Sorry for the predictable title, and, for harping on about them because I know that you locals don’t even notice the bugs, well that’s what I’m told by some.
But then again other folk say different: “they bite us just the same as you, we just got used to it.” GOT USED TO IT! ARE YOU CRAZY?
The bugs descended from I don’t know where onto my home last weekend. One minute we were enjoying the first really warming rays of spring sunshine, the next it was blotted out by a black cloud, and I don’t mean the type that rains on you.
“It’s OK, they’re not biting,” said a local friend of mine as I was besieged by a buzzing fog of black flies. “Oh good!” I spluttered, trying to dislodge twenty or so now partially drowned flies from the back of my throat.
“Good job we’re in the screen room,” I hacked, fighting my towards the gaping hole that signalled the very open door. Slamming it shut, I set about wreaking lethal vengeance on the 500 or so insects that I hadn’t swallowed.
I know, I know, I should have been more prepared for this. I have moved to bug central, after all. But how prepared can you be. My wife won’t come near me because I’ve been eating garlic by the bulb for the last three months. I’m told is dissuades vampiric mosquitoes from slaking their thirst on English folk.
I have also been trialing another natural remedy, essential oil of catnip. The bugs don’t seem to care but the cats! All I can say is, if you’ve lost your tabby in the last week, it’s probably scratching at my front door. I can’t go outside anymore. The bugs I can stand, the loved-up cats, they’re more of a problem.
I’m also informed that bugs are attracted to perfumed scents. No more drinking the Chanel No5 before I venture out, then. In fact, I’m going to forego any type of chemical soap, scent or deodorising agent. Will it keep away the bugs? Probably not. Will it detract the unwanted attentions of charity workers and Jehovah’s Witnesses… I may have inadvertently come up with a plan, there.
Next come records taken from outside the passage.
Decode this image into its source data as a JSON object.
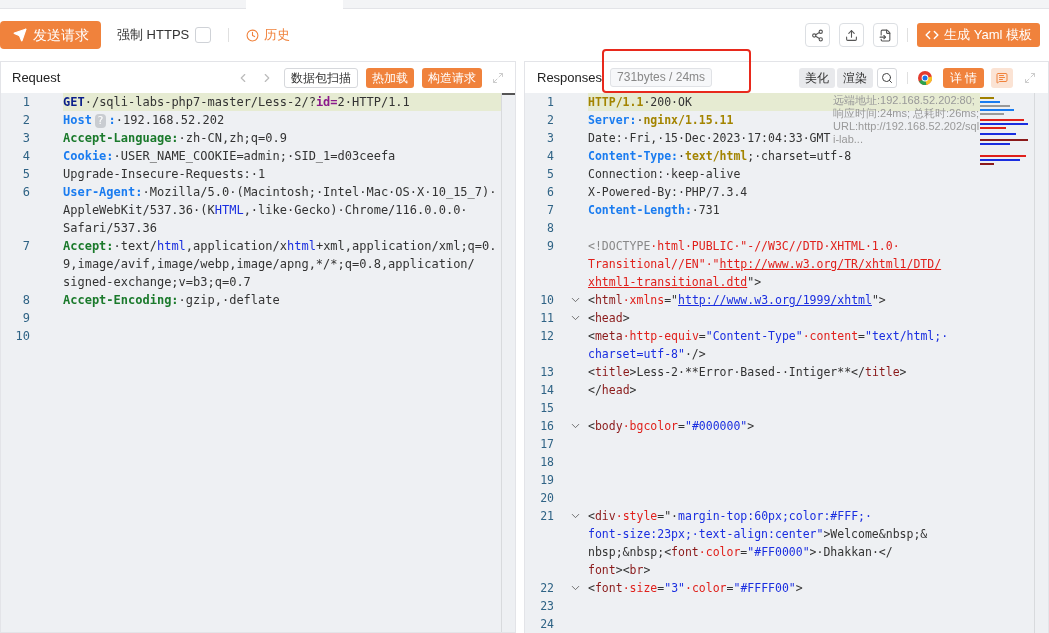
{
  "toolbar": {
    "send_button": "发送请求",
    "force_https": {
      "label": "强制 HTTPS",
      "checked": false
    },
    "history": "历史",
    "yaml_button": "生成 Yaml 模板"
  },
  "request": {
    "title": "Request",
    "buttons": [
      {
        "label": "数据包扫描",
        "kind": "outline"
      },
      {
        "label": "热加载",
        "kind": "primary"
      },
      {
        "label": "构造请求",
        "kind": "primary"
      }
    ],
    "lines": [
      {
        "number": "1",
        "highlighted": true,
        "fold": false,
        "rows": [
          {
            "tokens": [
              {
                "text": "GET",
                "kind": "method"
              },
              {
                "text": "·/sqli-labs-php7-master/Less-2/?",
                "kind": "plain"
              },
              {
                "text": "id=",
                "kind": "param"
              },
              {
                "text": "2·HTTP/1.1",
                "kind": "plain"
              }
            ]
          }
        ]
      },
      {
        "number": "2",
        "highlighted": false,
        "fold": false,
        "rows": [
          {
            "tokens": [
              {
                "text": "Host",
                "kind": "key"
              },
              {
                "text": "?",
                "kind": "badge"
              },
              {
                "text": ":",
                "kind": "key"
              },
              {
                "text": "·192.168.52.202",
                "kind": "plain"
              }
            ]
          }
        ]
      },
      {
        "number": "3",
        "highlighted": false,
        "fold": false,
        "rows": [
          {
            "tokens": [
              {
                "text": "Accept-Language:",
                "kind": "key2"
              },
              {
                "text": "·zh-CN,zh;q=0.9",
                "kind": "plain"
              }
            ]
          }
        ]
      },
      {
        "number": "4",
        "highlighted": false,
        "fold": false,
        "rows": [
          {
            "tokens": [
              {
                "text": "Cookie:",
                "kind": "key"
              },
              {
                "text": "·USER_NAME_COOKIE=admin;·SID_1=d03ceefa",
                "kind": "plain"
              }
            ]
          }
        ]
      },
      {
        "number": "5",
        "highlighted": false,
        "fold": false,
        "rows": [
          {
            "tokens": [
              {
                "text": "Upgrade-Insecure-Requests:·1",
                "kind": "plain"
              }
            ]
          }
        ]
      },
      {
        "number": "6",
        "highlighted": false,
        "fold": false,
        "rows": [
          {
            "tokens": [
              {
                "text": "User-Agent:",
                "kind": "key"
              },
              {
                "text": "·Mozilla/5.0·(Macintosh;·Intel·Mac·OS·X·10_15_7)·",
                "kind": "plain"
              }
            ]
          },
          {
            "tokens": [
              {
                "text": "AppleWebKit/537.36·(K",
                "kind": "plain"
              },
              {
                "text": "HTML",
                "kind": "keyword"
              },
              {
                "text": ",·like·Gecko)·Chrome/116.0.0.0·",
                "kind": "plain"
              }
            ]
          },
          {
            "tokens": [
              {
                "text": "Safari/537.36",
                "kind": "plain"
              }
            ]
          }
        ]
      },
      {
        "number": "7",
        "highlighted": false,
        "fold": false,
        "rows": [
          {
            "tokens": [
              {
                "text": "Accept:",
                "kind": "key2"
              },
              {
                "text": "·text/",
                "kind": "plain"
              },
              {
                "text": "html",
                "kind": "keyword"
              },
              {
                "text": ",application/x",
                "kind": "plain"
              },
              {
                "text": "html",
                "kind": "keyword"
              },
              {
                "text": "+xml,application/xml;q=0.",
                "kind": "plain"
              }
            ]
          },
          {
            "tokens": [
              {
                "text": "9,image/avif,image/webp,image/apng,*/*;q=0.8,application/",
                "kind": "plain"
              }
            ]
          },
          {
            "tokens": [
              {
                "text": "signed-exchange;v=b3;q=0.7",
                "kind": "plain"
              }
            ]
          }
        ]
      },
      {
        "number": "8",
        "highlighted": false,
        "fold": false,
        "rows": [
          {
            "tokens": [
              {
                "text": "Accept-Encoding:",
                "kind": "key2"
              },
              {
                "text": "·gzip,·deflate",
                "kind": "plain"
              }
            ]
          }
        ]
      },
      {
        "number": "9",
        "highlighted": false,
        "fold": false,
        "rows": [
          {
            "tokens": []
          }
        ]
      },
      {
        "number": "10",
        "highlighted": false,
        "fold": false,
        "rows": [
          {
            "tokens": []
          }
        ]
      }
    ]
  },
  "response": {
    "title": "Responses",
    "stats": "731bytes / 24ms",
    "buttons": [
      {
        "label": "美化",
        "kind": "gray"
      },
      {
        "label": "渲染",
        "kind": "gray"
      }
    ],
    "detail_button": "详 情",
    "info": [
      "远端地址:192.168.52.202:80;",
      "响应时间:24ms; 总耗时:26ms;",
      "URL:http://192.168.52.202/sql",
      "i-lab..."
    ],
    "lines": [
      {
        "number": "1",
        "highlighted": true,
        "fold": false,
        "rows": [
          {
            "tokens": [
              {
                "text": "HTTP/1.1",
                "kind": "value"
              },
              {
                "text": "·200·OK",
                "kind": "plain"
              }
            ]
          }
        ]
      },
      {
        "number": "2",
        "highlighted": false,
        "fold": false,
        "rows": [
          {
            "tokens": [
              {
                "text": "Server:",
                "kind": "key"
              },
              {
                "text": "·",
                "kind": "plain"
              },
              {
                "text": "nginx/1.15.11",
                "kind": "value"
              }
            ]
          }
        ]
      },
      {
        "number": "3",
        "highlighted": false,
        "fold": false,
        "rows": [
          {
            "tokens": [
              {
                "text": "Date:·Fri,·15·Dec·2023·17:04:33·GMT",
                "kind": "plain"
              }
            ]
          }
        ]
      },
      {
        "number": "4",
        "highlighted": false,
        "fold": false,
        "rows": [
          {
            "tokens": [
              {
                "text": "Content-Type:",
                "kind": "key"
              },
              {
                "text": "·",
                "kind": "plain"
              },
              {
                "text": "text/html",
                "kind": "value"
              },
              {
                "text": ";·charset=utf-8",
                "kind": "plain"
              }
            ]
          }
        ]
      },
      {
        "number": "5",
        "highlighted": false,
        "fold": false,
        "rows": [
          {
            "tokens": [
              {
                "text": "Connection:·keep-alive",
                "kind": "plain"
              }
            ]
          }
        ]
      },
      {
        "number": "6",
        "highlighted": false,
        "fold": false,
        "rows": [
          {
            "tokens": [
              {
                "text": "X-Powered-By:·PHP/7.3.4",
                "kind": "plain"
              }
            ]
          }
        ]
      },
      {
        "number": "7",
        "highlighted": false,
        "fold": false,
        "rows": [
          {
            "tokens": [
              {
                "text": "Content-Length:",
                "kind": "key"
              },
              {
                "text": "·731",
                "kind": "plain"
              }
            ]
          }
        ]
      },
      {
        "number": "8",
        "highlighted": false,
        "fold": false,
        "rows": [
          {
            "tokens": []
          }
        ]
      },
      {
        "number": "9",
        "highlighted": false,
        "fold": false,
        "rows": [
          {
            "tokens": [
              {
                "text": "<!DOCTYPE",
                "kind": "muted"
              },
              {
                "text": "·html·PUBLIC·\"-//W3C//DTD·XHTML·1.0·",
                "kind": "attr"
              }
            ]
          },
          {
            "tokens": [
              {
                "text": "Transitional//EN\"·\"",
                "kind": "attr"
              },
              {
                "text": "http://www.w3.org/TR/xhtml1/DTD/",
                "kind": "link-red"
              }
            ]
          },
          {
            "tokens": [
              {
                "text": "xhtml1-transitional.dtd",
                "kind": "link-red"
              },
              {
                "text": "\">",
                "kind": "plain"
              }
            ]
          }
        ]
      },
      {
        "number": "10",
        "highlighted": false,
        "fold": true,
        "rows": [
          {
            "tokens": [
              {
                "text": "<",
                "kind": "plain"
              },
              {
                "text": "html",
                "kind": "tag"
              },
              {
                "text": "·xmlns",
                "kind": "attr"
              },
              {
                "text": "=\"",
                "kind": "plain"
              },
              {
                "text": "http://www.w3.org/1999/xhtml",
                "kind": "link"
              },
              {
                "text": "\">",
                "kind": "plain"
              }
            ]
          }
        ]
      },
      {
        "number": "11",
        "highlighted": false,
        "fold": true,
        "rows": [
          {
            "tokens": [
              {
                "text": "<",
                "kind": "plain"
              },
              {
                "text": "head",
                "kind": "tag"
              },
              {
                "text": ">",
                "kind": "plain"
              }
            ]
          }
        ]
      },
      {
        "number": "12",
        "highlighted": false,
        "fold": false,
        "rows": [
          {
            "tokens": [
              {
                "text": "<",
                "kind": "plain"
              },
              {
                "text": "meta",
                "kind": "tag"
              },
              {
                "text": "·http-equiv",
                "kind": "attr"
              },
              {
                "text": "=",
                "kind": "plain"
              },
              {
                "text": "\"Content-Type\"",
                "kind": "string"
              },
              {
                "text": "·content",
                "kind": "attr"
              },
              {
                "text": "=",
                "kind": "plain"
              },
              {
                "text": "\"text/html;·",
                "kind": "string"
              }
            ]
          },
          {
            "tokens": [
              {
                "text": "charset=utf-8\"",
                "kind": "string"
              },
              {
                "text": "·/>",
                "kind": "plain"
              }
            ]
          }
        ]
      },
      {
        "number": "13",
        "highlighted": false,
        "fold": false,
        "rows": [
          {
            "tokens": [
              {
                "text": "<",
                "kind": "plain"
              },
              {
                "text": "title",
                "kind": "tag"
              },
              {
                "text": ">Less-2·**Error·Based-·Intiger**</",
                "kind": "plain"
              },
              {
                "text": "title",
                "kind": "tag"
              },
              {
                "text": ">",
                "kind": "plain"
              }
            ]
          }
        ]
      },
      {
        "number": "14",
        "highlighted": false,
        "fold": false,
        "rows": [
          {
            "tokens": [
              {
                "text": "</",
                "kind": "plain"
              },
              {
                "text": "head",
                "kind": "tag"
              },
              {
                "text": ">",
                "kind": "plain"
              }
            ]
          }
        ]
      },
      {
        "number": "15",
        "highlighted": false,
        "fold": false,
        "rows": [
          {
            "tokens": []
          }
        ]
      },
      {
        "number": "16",
        "highlighted": false,
        "fold": true,
        "rows": [
          {
            "tokens": [
              {
                "text": "<",
                "kind": "plain"
              },
              {
                "text": "body",
                "kind": "tag"
              },
              {
                "text": "·bgcolor",
                "kind": "attr"
              },
              {
                "text": "=",
                "kind": "plain"
              },
              {
                "text": "\"#000000\"",
                "kind": "string"
              },
              {
                "text": ">",
                "kind": "plain"
              }
            ]
          }
        ]
      },
      {
        "number": "17",
        "highlighted": false,
        "fold": false,
        "rows": [
          {
            "tokens": []
          }
        ]
      },
      {
        "number": "18",
        "highlighted": false,
        "fold": false,
        "rows": [
          {
            "tokens": []
          }
        ]
      },
      {
        "number": "19",
        "highlighted": false,
        "fold": false,
        "rows": [
          {
            "tokens": []
          }
        ]
      },
      {
        "number": "20",
        "highlighted": false,
        "fold": false,
        "rows": [
          {
            "tokens": []
          }
        ]
      },
      {
        "number": "21",
        "highlighted": false,
        "fold": true,
        "rows": [
          {
            "tokens": [
              {
                "text": "<",
                "kind": "plain"
              },
              {
                "text": "div",
                "kind": "tag"
              },
              {
                "text": "·style",
                "kind": "attr"
              },
              {
                "text": "=\"·",
                "kind": "plain"
              },
              {
                "text": "margin-top:60px;color:#FFF;·",
                "kind": "string"
              }
            ]
          },
          {
            "tokens": [
              {
                "text": "font-size:23px;·text-align:center\"",
                "kind": "string"
              },
              {
                "text": ">Welcome&nbsp;&",
                "kind": "plain"
              }
            ]
          },
          {
            "tokens": [
              {
                "text": "nbsp;&nbsp;<",
                "kind": "plain"
              },
              {
                "text": "font",
                "kind": "tag"
              },
              {
                "text": "·color",
                "kind": "attr"
              },
              {
                "text": "=",
                "kind": "plain"
              },
              {
                "text": "\"#FF0000\"",
                "kind": "string"
              },
              {
                "text": ">·Dhakkan·</",
                "kind": "plain"
              }
            ]
          },
          {
            "tokens": [
              {
                "text": "font",
                "kind": "tag"
              },
              {
                "text": "><",
                "kind": "plain"
              },
              {
                "text": "br",
                "kind": "tag"
              },
              {
                "text": ">",
                "kind": "plain"
              }
            ]
          }
        ]
      },
      {
        "number": "22",
        "highlighted": false,
        "fold": true,
        "rows": [
          {
            "tokens": [
              {
                "text": "<",
                "kind": "plain"
              },
              {
                "text": "font",
                "kind": "tag"
              },
              {
                "text": "·size",
                "kind": "attr"
              },
              {
                "text": "=",
                "kind": "plain"
              },
              {
                "text": "\"3\"",
                "kind": "string"
              },
              {
                "text": "·color",
                "kind": "attr"
              },
              {
                "text": "=",
                "kind": "plain"
              },
              {
                "text": "\"#FFFF00\"",
                "kind": "string"
              },
              {
                "text": ">",
                "kind": "plain"
              }
            ]
          }
        ]
      },
      {
        "number": "23",
        "highlighted": false,
        "fold": false,
        "rows": [
          {
            "tokens": []
          }
        ]
      },
      {
        "number": "24",
        "highlighted": false,
        "fold": false,
        "rows": [
          {
            "tokens": []
          }
        ]
      }
    ]
  }
}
Now, I could resort to chemical warfare, slather my entire body in gallons of Deet and wander my three acres naked daring the bugs to come take a chew. Any bug foolhardy enough to come to close would drop like a fly, quite literally. Bathing in chemicals such as Deet day after day may send me mad but if I’m already wandering around naked that won’t make much difference, and, come to think of it, wandering naked in my garden will keep the Jehovah botherers away, too.
I could do as many folk in the UK do to their diminutive gardens and just pave my entire three acres. They do it to create a space to park the car. I do it to eradicate the habitat of unwanted pests. Trouble is, I might attract miserable, lank-haired, jeans-hanging-off-the-arse teenage skateboarders. I’ll have to give that idea more thought.
Time for desperate measures, may be. How about I throw my beautiful plump, rose skinned, two year-old son out of the door and let the bugs eat their fill of him before I step outside in Speedos and tanning lotion. Don’t think the wife would let me get away with that – the Speedos, I mean!
Bugs, they will become an accepted part of my life in years to come, I’m sure. However, if you happen to see an Englishman running maniacally down the road (naked or not, I haven’t decided on that one yet) flailing his arms around a head that is hidden within a cloud of insects, don’t worry it’s only me taking a leisurely stroll to the post box.